Influence of geometric imperfections on the ultimate strength of the double bottom of a Suezmax tanker

Abstract

In this work, the influence of initial geometric imperfection modes on the ultimate strength of a ship’s hull is studied, with a focus on the buckling behavior of stiffened panels that initiates the structural hull failure. A numerical model of a cargo compartment at the midship of a Suezmax tanker is developed by using the finite element method and by considering both geometric and material nonlinearities. Analyses are conducted under hogging conditions to evaluate the double bottom stiffened panels experiencing axial compression by hull girder bending. Different imperfection modes on the bottom and inner bottom plates are considered in the model. Two cases are studied. In the first one, a half-wave imperfection mode is employed in the longitudinal and transversal directions.

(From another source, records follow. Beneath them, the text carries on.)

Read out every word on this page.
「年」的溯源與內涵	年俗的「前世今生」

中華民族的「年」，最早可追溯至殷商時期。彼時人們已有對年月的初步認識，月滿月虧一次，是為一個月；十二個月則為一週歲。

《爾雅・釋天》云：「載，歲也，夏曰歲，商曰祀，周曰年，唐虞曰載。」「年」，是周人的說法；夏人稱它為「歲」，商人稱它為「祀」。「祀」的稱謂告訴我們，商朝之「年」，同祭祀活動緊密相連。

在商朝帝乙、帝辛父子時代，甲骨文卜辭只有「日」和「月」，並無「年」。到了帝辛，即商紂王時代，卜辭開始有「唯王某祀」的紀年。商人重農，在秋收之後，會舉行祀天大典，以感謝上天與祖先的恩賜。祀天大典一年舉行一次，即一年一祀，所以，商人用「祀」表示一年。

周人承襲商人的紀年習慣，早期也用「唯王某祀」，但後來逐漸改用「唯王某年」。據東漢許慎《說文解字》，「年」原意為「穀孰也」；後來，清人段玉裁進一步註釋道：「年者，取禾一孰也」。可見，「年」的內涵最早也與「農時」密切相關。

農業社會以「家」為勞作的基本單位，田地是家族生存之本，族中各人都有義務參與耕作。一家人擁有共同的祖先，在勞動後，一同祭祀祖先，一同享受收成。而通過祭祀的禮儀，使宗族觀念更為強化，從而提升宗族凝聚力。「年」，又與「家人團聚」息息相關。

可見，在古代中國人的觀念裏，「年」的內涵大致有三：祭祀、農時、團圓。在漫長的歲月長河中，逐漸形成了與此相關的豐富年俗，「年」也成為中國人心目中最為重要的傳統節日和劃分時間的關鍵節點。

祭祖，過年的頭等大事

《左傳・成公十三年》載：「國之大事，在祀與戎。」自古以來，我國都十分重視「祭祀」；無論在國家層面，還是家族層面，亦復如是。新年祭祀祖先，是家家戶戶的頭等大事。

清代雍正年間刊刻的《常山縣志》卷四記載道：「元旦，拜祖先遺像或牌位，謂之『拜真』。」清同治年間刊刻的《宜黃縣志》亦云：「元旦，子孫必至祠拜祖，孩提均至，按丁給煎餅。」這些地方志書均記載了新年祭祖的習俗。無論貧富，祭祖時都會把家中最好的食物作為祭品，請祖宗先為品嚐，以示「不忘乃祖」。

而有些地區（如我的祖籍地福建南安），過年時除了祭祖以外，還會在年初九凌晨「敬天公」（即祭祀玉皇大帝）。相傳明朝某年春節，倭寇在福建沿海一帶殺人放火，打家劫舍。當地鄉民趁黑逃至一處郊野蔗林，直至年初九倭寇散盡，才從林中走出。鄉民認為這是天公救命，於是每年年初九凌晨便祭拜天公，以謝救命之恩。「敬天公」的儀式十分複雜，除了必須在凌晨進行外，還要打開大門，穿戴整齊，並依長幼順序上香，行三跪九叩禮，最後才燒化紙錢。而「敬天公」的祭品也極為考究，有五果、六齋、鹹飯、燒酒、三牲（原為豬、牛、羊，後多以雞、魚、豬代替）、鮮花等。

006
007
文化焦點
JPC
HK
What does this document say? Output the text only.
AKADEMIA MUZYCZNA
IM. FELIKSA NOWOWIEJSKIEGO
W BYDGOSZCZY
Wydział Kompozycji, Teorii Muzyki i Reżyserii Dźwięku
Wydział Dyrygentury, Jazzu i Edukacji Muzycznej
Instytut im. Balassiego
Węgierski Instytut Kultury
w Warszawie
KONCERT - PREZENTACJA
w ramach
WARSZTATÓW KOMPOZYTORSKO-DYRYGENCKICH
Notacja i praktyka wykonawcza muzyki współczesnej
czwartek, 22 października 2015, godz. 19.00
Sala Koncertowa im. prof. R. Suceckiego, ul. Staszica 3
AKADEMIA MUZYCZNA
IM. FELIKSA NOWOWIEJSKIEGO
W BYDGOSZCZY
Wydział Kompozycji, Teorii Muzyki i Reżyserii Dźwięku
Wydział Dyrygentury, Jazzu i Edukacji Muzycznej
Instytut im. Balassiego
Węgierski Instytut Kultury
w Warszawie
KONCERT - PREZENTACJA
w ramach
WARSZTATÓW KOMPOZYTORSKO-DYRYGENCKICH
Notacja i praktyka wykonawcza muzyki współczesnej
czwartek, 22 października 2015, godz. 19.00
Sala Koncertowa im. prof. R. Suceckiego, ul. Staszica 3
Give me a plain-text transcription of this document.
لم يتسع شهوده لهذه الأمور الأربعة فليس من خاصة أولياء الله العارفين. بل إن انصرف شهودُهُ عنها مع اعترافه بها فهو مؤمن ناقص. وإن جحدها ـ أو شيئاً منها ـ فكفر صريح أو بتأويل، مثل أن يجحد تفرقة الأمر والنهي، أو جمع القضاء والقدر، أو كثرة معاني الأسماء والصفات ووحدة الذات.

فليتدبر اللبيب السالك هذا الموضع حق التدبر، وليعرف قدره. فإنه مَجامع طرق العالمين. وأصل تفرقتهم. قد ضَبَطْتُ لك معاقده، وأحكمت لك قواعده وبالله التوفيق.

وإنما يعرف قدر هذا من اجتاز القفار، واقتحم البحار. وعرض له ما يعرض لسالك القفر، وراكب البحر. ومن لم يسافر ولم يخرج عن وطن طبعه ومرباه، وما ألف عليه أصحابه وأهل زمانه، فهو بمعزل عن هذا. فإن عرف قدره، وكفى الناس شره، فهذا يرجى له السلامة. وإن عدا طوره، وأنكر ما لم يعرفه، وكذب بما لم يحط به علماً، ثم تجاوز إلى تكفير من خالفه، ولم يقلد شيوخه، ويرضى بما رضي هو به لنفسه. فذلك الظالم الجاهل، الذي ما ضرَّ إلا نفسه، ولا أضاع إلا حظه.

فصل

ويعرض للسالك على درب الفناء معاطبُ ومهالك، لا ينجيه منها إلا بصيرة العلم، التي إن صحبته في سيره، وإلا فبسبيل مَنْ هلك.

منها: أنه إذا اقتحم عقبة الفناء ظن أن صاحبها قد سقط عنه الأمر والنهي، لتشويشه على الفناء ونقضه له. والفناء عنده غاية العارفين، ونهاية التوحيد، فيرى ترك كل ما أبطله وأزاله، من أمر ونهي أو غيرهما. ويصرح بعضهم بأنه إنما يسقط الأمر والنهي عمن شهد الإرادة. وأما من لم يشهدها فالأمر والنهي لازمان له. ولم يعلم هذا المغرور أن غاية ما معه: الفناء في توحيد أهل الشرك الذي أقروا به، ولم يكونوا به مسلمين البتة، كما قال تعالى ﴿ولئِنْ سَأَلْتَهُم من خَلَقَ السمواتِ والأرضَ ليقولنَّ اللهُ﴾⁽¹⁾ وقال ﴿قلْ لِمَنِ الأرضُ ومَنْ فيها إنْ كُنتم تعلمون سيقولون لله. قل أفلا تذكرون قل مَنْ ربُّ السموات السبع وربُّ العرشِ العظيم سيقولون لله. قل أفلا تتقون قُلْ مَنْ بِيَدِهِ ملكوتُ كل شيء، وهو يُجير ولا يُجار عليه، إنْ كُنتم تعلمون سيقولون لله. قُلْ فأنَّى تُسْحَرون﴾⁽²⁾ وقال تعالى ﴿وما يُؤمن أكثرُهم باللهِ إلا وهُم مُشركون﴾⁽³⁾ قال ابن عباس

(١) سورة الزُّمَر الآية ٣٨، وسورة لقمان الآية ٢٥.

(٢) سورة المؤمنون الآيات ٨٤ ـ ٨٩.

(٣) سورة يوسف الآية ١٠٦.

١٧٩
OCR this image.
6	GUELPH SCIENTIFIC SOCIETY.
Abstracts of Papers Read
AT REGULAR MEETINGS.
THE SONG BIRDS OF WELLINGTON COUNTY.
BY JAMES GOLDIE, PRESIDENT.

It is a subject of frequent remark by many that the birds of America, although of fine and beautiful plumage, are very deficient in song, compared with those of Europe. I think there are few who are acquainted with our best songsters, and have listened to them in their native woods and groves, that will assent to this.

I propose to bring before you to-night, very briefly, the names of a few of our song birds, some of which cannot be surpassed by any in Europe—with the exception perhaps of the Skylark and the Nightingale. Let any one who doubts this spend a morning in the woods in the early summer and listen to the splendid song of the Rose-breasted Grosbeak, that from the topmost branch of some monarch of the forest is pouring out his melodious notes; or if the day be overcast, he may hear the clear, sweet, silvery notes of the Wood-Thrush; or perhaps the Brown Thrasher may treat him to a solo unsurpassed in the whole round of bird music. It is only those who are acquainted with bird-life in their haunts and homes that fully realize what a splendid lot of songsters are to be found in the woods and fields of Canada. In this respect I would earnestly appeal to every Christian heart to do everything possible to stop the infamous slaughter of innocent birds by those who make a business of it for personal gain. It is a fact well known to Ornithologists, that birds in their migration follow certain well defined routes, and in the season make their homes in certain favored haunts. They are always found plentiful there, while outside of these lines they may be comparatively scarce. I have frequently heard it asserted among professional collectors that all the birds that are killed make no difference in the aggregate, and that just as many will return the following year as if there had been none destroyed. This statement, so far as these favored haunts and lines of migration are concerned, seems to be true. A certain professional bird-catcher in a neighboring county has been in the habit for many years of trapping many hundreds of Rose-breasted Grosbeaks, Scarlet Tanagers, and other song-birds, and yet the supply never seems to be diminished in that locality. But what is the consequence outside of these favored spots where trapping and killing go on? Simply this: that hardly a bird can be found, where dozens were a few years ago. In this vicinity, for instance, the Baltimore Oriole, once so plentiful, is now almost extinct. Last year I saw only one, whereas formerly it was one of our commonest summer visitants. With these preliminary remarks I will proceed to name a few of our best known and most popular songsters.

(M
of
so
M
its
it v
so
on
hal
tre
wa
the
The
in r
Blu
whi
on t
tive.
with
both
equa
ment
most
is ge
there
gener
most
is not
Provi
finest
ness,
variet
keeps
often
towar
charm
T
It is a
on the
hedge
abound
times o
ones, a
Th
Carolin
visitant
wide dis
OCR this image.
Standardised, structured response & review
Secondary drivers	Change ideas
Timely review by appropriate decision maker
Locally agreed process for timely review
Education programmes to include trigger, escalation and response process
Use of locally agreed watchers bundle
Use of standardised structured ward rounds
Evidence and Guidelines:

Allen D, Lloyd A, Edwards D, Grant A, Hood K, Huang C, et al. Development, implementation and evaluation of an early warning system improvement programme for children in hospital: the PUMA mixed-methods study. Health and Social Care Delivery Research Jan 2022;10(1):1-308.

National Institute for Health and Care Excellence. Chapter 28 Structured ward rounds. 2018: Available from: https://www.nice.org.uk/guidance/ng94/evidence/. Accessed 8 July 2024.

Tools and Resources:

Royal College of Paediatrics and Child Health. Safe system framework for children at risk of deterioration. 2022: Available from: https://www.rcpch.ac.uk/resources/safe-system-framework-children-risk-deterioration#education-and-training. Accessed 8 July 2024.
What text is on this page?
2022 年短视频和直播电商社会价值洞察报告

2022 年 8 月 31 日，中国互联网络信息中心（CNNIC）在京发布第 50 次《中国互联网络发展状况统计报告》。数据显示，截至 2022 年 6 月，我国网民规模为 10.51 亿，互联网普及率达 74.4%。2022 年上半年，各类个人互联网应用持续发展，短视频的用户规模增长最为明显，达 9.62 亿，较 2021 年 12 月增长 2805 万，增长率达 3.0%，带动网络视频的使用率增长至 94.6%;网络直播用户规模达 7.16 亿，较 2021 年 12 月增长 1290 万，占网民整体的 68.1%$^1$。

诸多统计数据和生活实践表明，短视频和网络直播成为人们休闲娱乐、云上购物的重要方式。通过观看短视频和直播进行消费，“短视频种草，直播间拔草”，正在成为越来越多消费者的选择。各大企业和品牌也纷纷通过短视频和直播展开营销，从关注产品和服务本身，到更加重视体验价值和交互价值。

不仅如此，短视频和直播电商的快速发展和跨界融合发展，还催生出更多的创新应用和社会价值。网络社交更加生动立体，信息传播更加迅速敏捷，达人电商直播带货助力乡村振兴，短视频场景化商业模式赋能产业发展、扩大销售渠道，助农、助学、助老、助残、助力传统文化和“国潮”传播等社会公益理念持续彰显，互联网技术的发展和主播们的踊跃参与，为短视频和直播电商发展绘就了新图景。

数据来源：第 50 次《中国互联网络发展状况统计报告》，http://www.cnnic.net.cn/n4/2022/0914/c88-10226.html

In the second case, the imperfection mode coincides with the main natural buckling mode of the plate between the stiffeners. Experimental tests were performed using small-scale models that are representative of the bottom panels, and the results are correlated with those from numerical simulations to define a proper mesh refinement to reproduce the buckling phenomenon. The ultimate strength of the ship hull, in full-scale, employed the same mesh refinement for the bottom panels, assuming the two proposed initial imperfections. The results from the ultimate strength are compared with the reference values for the design bending moment recommended by a classification society.